Thursday, April 26, 2018
Opinion

Column: Four tests for amending the Florida Constitution

The Florida Constitution has become a laughingstock and should be taken more seriously. Our state’s most important and fundamental legal document addresses everything from legitimate, fundamental human rights to the highly questionable regulation of pregnant pigs and fishing nets.

In short, the Florida Constitution is bloated. The average state constitution has approximately 26,000 words; Florida’s Constitution has more than 44,000 words. The U.S. Constitution has only 8,770 words.

It is clear that state constitutions have a broader purpose than the U.S. Constitution. This is true in part because the federal Constitution limits its own scope by the 10th Amendment that states "powers not delegated to the U.S. by the Constitution are reserved to the states."

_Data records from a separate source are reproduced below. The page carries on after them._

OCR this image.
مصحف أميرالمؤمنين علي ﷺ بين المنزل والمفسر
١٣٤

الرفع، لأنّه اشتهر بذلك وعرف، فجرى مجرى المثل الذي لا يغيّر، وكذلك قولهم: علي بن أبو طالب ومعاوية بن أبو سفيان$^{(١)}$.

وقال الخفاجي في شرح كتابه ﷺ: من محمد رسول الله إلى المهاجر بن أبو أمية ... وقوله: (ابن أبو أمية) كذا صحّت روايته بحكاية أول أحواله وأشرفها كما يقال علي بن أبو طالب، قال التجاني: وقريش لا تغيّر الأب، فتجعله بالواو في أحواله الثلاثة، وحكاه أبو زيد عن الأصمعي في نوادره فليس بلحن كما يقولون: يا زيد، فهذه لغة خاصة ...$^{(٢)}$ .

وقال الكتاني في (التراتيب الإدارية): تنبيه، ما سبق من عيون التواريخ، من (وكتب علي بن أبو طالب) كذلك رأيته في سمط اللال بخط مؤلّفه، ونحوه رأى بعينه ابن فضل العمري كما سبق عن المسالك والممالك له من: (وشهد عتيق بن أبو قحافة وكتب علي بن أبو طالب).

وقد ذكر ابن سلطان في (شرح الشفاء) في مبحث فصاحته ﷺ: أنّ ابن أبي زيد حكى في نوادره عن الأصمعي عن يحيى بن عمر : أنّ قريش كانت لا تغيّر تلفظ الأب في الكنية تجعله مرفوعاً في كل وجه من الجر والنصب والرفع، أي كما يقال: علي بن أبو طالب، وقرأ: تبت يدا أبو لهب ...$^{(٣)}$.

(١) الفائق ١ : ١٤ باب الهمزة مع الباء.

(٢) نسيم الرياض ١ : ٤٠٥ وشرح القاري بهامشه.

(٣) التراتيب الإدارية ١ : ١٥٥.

However, just because state constitutions are broader in scope than the U.S. Constitution does not mean state constitutions should be unlimited in scope. Florida’s Constitution was not intended to be a collection of policy issues and regulatory rules; it has a much higher purpose.

Some states have "statute referendums," where citizens by a direct statewide vote can place new laws into state statutes. A state statute referendum was one of the many ideas submitted by the public to the Constitutional Revision Commission, but no commissioners adopted it or put it forth.

As a member of the CRC, I argued that one of four objective criteria should be met for an idea to qualify as an appropriate topic for an amendment. If the idea satisfies at least one of these threshold criteria, only then should a policy analysis take place as to whether the idea is a good one. The threshold questions:

1. Does it set forth a fundamental right?

2. Does it establish the structure of government?

3. Does it limit the powers of government?

4. Does it amend a provision already set forth in the Constitution?

Some began calling this the "Stemberger Test." It is a test, but it is certainly not something I invented or that is unique to me. Former Florida Supreme Court Justices Major B. Harding and Kenneth Bell also have written on the same topics, arguing for very similar criteria for the CRC to consider. The principles behind these criteria simply stem from the nature of our form of government.

Conservatives almost exclusively refer to our form of government as a "republic." Those left-leaning almost exclusively call our government a "democracy." So, which is it?

The truth is, it’s both.

We are a representative democracy that operates within a constitutional republic form of government. We vote for and elect legislators who represent us by voting on bills which become law, on our behalf.

Our state Constitution is the document that gives Florida a republican form of government. Constitutions, by their very nature, restrict the power of the "state" to interfere with the rights of the people, thereby protecting them from government interference.

The primary difference between a republic and a democracy is that in a democracy the law rules the people, but in a republic the law rules the rulers. This is a critical distinction, and the Constitution is the supreme law of the land that "rules the rulers."

The clearest example of this is illustrated in the opening words of the First Amendment to the U.S. Constitution. It famously announces, "Congress shall make no law …" In other words, government keep your hands off of the following rights and human liberties that belong to the people.

This notion of one greater law that rules the rulers is a revolutionary idea in the course of human history and one that must be vigorously protected.

Therefore, constitutions were never intended to be vehicles to hold ordinary public policy ideas.

In a sense, not all laws are created equal. Local zoning ordinances are different than state statutes, which are different than constitutional rights. You would not protect fundamental rights in a zoning code any more than you would regulate the size of roofing nails in the constitution.

But that’s precisely what has been done, to some extent, in Florida’s state Constitution. The document that was designed to be the supreme law of the land has in some areas been relegated to mere mob-rule depository for any policy or regulation usually found in ordinary law.

Florida voters are the ultimate guardians of our Florida Constitution. Whether we end up with document that’s a wily patchwork of random regulations, or one that enshrines the most fundamental rights in our state, rests in their hands.

John Stemberger is a civil trial lawyer and conservative leader from Orlando and a member of the 2017-18 Florida Constitution Revision Commission.